Years Active: | 2017–present |
Family: | Anbara Salam Khalidi (great-grandmother) |
Partner: | Struan Murray |
Children: | 1 |
Anbara Salam is a British author of historical fiction. She wrote the novels Things Bright and Beautiful (2018), Belladonna (2020), and Hazardous Spirits (2023).
Salam grew up in London with her younger siblings.[1] Her Palestinian-Lebanese Muslim father and Scottish Presbyterian mother met in England in the 1980s as an international student and working-class librarian respectively.[2] Salam's great-grandmother and namesake was Lebanese feminist Anbara Salam Khalidi. Salam attended a day school in London.[3] She was commended as a Foyle Young Poet in 2001 and a top 15 winner in 2002. She graduated with a Bachelor of Arts (BA) in English and History from the University of York[4] and later pursued a PhD in Theology at St Antony's College, Oxford.[5] [6]

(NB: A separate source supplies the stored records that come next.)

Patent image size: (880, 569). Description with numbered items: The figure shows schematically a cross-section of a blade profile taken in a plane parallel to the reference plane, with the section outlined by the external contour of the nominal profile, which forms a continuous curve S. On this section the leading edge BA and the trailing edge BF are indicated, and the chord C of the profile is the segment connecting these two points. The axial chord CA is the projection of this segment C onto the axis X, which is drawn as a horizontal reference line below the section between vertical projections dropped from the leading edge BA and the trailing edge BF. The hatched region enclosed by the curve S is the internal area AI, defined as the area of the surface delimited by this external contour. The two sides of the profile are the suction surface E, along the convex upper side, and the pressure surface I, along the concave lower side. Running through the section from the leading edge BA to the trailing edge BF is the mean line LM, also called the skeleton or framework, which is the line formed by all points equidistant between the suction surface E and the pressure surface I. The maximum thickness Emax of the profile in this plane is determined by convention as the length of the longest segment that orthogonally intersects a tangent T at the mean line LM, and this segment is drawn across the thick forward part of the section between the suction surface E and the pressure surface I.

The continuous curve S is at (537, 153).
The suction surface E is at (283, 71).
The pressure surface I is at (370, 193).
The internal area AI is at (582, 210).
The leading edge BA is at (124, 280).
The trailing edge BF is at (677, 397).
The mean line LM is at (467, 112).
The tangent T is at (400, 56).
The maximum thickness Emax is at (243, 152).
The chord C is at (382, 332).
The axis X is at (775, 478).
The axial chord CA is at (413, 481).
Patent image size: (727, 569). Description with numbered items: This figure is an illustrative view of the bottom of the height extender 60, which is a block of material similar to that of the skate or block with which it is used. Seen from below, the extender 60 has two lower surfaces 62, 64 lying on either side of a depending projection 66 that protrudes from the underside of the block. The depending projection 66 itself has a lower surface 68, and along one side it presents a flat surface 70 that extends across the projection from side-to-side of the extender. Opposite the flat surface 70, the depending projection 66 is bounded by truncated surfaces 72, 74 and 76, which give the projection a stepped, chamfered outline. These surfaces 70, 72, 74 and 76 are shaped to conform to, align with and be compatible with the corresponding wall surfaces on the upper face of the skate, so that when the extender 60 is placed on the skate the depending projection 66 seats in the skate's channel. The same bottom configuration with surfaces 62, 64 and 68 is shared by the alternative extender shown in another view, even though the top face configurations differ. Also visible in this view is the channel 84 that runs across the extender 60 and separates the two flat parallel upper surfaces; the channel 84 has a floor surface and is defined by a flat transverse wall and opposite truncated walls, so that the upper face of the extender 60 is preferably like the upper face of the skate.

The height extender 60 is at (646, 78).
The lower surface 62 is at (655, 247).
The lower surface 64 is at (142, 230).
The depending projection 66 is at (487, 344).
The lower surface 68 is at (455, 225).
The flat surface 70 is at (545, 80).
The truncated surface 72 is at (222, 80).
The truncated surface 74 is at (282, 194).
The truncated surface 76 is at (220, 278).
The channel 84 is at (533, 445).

In 2017, it was announced Fig Tree (a Penguin Books imprint) had won a three-way auction to publish Salam's debut novel Things Bright and Beautiful in April 2018.[7] The novel, centred around a married missionary couple in the New Hebrides,[8] was inspired by her own experience living in Vanuatu for sixth months. At the time, outside of writing, Salam worked for an NGO that provided refugee students with postgraduate scholarships.[5]
Fig Tree would go on to publish Salam's second novel Belladonna: Our Italian Year, which took two years to write and edit,[1] in 2020. Set in the 1950s, the novel follows Bridget and Isabella, a pair of American Catholic school friends from Connecticut who win scholarships to the Accademia di Belle Arti di Pentila in northern Italy.[9] Belladonna appeared on The New Arabs list of best books by Arab authors that year.[10]
In 2022, Salam moved to Baskerville (an imprint of Hachette UK) for a two-book deal.[11] She had begun writing her third novel, a paranormal occult mystery set in 1920s Edinburgh, during the COVID-19 lockdown. The novel, titled Hazardous Spirits, was released in October 2023.[12]
Salam lives in Oxford with her partner Struan Murray, also a writer, and their child (born 2021).[13] She is queer and used her novel Belladonna to come out to her parents, an experience she wrote about in the essay "Unheld Conversations".[14]